Xiong Liang, Liu Yu, Zhou Mingmin, Wang Guangji, Quan Dajun, Shuai Wei, Shen Caijie, Kong Bin, Huang Congxin, Huang He
Department of Cardiology, Renmin Hospital of Wuhan University, Wuhan, China.
Cardiovascular Research Institute of Wuhan University, Wuhan, China.
Exp Physiol. 2018 Sep;103(9):1221-1229. doi: 10.1113/EP086928. Epub 2018 Aug 7.
What is the central question of this study? Can targeted ablation of cardiac sympathetic neurons suppress myocardial infarction-induced adverse cardiac remodelling and left ventricular dysfunction? What is the main finding and its importance? Targeted ablation of cardiac sympathetic neurons significantly alleviated sympathetic remodelling and neuroendocrine activation, attenuated cardiac hypertrophy and fibrosis and improved left ventricular function. Thus, targeted ablation of cardiac sympathetic neurons might have a beneficial effect on adverse postinfarction remodelling and left ventricular dysfunction.
Sympathetic overactivation is crucial in the development and progression of adverse cardiac remodelling and dysfunction. Targeted ablation of cardiac sympathetic neurons (TACSN) is an effective approach to inhibit overactivation of the sympathetic nervous system. The aim of this study was to investigate whether TACSN could suppress myocardial infarction (MI)-induced adverse cardiac remodelling and dysfunction, thereby producing protective effects. Thirty-eight dogs were randomly assigned into the sham-operated, MI or MI-TACSN group. The TACSN was induced by injecting cholera toxin B subunit-saporin compound into the stellate ganglia 1 week after MI. Five weeks after MI surgery, echocardiographic and haemodynamic parameters of cardiac function were significantly improved in the TACSN group compared with the MI group. In addition, TACSN attenuated the extent of cardiac hypertrophy and fibrosis and suppressed the increase in the plasma concentrations of noradrenaline, nerve growth factor, atrial natriuretic peptide, brain natriuretic peptide, angiotensin II and aldosterone. Furthermore, TACSN alleviated the growth associated protein-43-positive and tyrosine hydroxylase-positive nerve densities in the infarcted border zone and restored protein expression of the β -adrenergic receptor in the left ventricular myocardium. These findings indicate that TACSN might have a beneficial effect on adverse postinfarction remodelling and left ventricular dysfunction, which might be attributable, at least in part, to the attenuation of both sympathetic remodelling and the cardiac neuroendocrine system.

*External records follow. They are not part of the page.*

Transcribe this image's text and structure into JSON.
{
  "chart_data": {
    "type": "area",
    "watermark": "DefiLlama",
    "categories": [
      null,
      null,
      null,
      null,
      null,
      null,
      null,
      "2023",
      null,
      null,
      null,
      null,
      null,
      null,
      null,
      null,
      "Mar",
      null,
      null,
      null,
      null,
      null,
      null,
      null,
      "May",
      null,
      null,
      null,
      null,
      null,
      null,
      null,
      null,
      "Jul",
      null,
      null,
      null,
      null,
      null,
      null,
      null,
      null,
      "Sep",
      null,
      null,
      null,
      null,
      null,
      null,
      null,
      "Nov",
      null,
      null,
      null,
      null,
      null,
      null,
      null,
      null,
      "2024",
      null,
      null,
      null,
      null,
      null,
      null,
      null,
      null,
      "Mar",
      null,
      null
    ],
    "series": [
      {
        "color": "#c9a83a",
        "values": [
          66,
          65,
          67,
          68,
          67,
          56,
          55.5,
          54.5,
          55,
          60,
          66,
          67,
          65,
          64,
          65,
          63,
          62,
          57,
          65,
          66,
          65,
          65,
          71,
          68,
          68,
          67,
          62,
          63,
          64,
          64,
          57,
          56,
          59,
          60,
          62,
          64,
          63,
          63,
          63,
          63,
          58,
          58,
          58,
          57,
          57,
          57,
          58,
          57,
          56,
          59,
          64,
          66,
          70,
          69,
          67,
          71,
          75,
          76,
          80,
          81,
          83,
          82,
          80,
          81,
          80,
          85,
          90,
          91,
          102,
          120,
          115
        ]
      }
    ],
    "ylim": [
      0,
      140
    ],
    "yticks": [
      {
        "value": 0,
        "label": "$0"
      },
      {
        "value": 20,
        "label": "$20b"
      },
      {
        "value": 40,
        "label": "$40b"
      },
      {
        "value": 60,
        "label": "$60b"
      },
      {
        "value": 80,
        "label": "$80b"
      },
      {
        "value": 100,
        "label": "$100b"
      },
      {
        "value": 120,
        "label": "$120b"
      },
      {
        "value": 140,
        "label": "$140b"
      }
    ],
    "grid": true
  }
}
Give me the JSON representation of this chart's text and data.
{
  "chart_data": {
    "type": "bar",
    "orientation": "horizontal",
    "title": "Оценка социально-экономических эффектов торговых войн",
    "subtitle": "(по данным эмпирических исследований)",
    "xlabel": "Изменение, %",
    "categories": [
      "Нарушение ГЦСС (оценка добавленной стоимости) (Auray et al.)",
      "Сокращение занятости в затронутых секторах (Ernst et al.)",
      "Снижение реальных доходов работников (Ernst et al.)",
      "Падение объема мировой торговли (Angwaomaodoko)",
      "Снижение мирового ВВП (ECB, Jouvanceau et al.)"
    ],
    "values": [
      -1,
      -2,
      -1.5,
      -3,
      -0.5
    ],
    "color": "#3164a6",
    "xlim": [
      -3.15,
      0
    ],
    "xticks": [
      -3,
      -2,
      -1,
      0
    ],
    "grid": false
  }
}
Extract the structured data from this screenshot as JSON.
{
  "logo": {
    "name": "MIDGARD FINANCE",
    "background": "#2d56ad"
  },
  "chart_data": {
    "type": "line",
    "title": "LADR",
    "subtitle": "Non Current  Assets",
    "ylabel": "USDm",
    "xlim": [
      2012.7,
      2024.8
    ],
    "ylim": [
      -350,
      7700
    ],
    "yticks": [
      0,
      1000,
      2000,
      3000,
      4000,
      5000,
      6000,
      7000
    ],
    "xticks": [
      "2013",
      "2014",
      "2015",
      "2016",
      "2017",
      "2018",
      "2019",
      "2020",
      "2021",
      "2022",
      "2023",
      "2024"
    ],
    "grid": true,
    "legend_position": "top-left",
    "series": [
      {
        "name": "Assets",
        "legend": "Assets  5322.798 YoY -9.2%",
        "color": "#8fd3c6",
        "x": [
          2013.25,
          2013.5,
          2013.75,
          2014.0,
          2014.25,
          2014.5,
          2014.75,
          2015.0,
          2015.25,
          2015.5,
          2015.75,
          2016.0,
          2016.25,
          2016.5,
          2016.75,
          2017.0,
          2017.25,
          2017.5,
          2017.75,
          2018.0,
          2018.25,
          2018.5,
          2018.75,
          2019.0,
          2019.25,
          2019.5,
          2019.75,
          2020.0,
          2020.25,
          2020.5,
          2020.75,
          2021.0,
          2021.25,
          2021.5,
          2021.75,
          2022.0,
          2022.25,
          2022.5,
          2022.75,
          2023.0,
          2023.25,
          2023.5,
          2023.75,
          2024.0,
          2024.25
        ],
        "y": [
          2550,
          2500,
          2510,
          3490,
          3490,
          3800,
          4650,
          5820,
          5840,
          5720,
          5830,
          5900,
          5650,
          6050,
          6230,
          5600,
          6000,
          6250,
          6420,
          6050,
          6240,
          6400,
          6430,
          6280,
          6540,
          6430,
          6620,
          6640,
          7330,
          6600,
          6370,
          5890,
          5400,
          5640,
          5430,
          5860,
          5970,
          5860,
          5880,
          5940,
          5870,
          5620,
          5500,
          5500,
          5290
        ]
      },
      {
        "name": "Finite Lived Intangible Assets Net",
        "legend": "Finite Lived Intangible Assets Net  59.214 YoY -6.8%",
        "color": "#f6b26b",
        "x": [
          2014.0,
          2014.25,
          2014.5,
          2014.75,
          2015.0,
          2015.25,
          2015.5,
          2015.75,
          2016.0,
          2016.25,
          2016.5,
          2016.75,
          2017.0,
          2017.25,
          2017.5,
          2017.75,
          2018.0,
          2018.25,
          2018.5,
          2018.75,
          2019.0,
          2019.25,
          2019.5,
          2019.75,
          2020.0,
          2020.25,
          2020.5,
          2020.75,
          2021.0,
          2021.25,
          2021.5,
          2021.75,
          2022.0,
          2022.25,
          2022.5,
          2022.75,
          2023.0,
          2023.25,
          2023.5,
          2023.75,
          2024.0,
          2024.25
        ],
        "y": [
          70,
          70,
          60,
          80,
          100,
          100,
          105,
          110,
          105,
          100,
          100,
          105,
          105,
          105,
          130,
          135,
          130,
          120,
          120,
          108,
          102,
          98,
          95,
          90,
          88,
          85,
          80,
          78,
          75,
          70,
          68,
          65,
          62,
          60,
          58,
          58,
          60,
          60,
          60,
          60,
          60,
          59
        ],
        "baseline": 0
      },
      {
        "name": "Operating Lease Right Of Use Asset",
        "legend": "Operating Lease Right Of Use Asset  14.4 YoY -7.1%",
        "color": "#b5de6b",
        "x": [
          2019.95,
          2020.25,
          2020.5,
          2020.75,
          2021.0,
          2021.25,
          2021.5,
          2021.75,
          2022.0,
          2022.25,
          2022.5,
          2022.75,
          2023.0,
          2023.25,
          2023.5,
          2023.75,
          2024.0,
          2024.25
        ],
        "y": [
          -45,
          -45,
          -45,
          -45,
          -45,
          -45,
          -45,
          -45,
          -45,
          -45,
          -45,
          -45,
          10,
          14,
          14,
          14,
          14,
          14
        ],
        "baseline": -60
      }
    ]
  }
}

本研究的核心问题是什么?心脏交感神经元的靶向消融能否抑制心肌梗死诱导的不良心脏重塑和左心室功能障碍?主要发现及其重要性是什么?心脏交感神经元的靶向消融显著减轻了交感神经重塑和神经内分泌激活,减轻了心肌肥大和纤维化,并改善了左心室功能。因此,心脏交感神经元的靶向消融可能对梗死后不良重塑和左心室功能障碍具有有益作用。
交感神经过度激活在不良心脏重塑和功能障碍的发生发展中起关键作用。心脏交感神经元的靶向消融(TACSN)是抑制交感神经系统过度激活的有效方法。本研究的目的是探讨TACSN是否能抑制心肌梗死(MI)诱导的不良心脏重塑和功能障碍,从而产生保护作用。38只犬被随机分为假手术组、MI组或MI-TACSN组。MI后1周,通过向星状神经节注射霍乱毒素B亚基-皂草素复合物诱导TACSN。MI手术后5周,与MI组相比,TACSN组的心脏功能超声心动图和血流动力学参数显著改善。此外,TACSN减轻了心肌肥大和纤维化的程度,并抑制了去甲肾上腺素、神经生长因子、心房利钠肽、脑利钠肽、血管紧张素II和醛固酮血浆浓度的升高。此外,TACSN减轻了梗死边缘区生长相关蛋白43阳性和酪氨酸羟化酶阳性神经密度,并恢复了左心室心肌中β-肾上腺素能受体的蛋白表达。这些发现表明,TACSN可能对梗死后不良重塑和左心室功能障碍具有有益作用,这可能至少部分归因于交感神经重塑和心脏神经内分泌系统的减弱。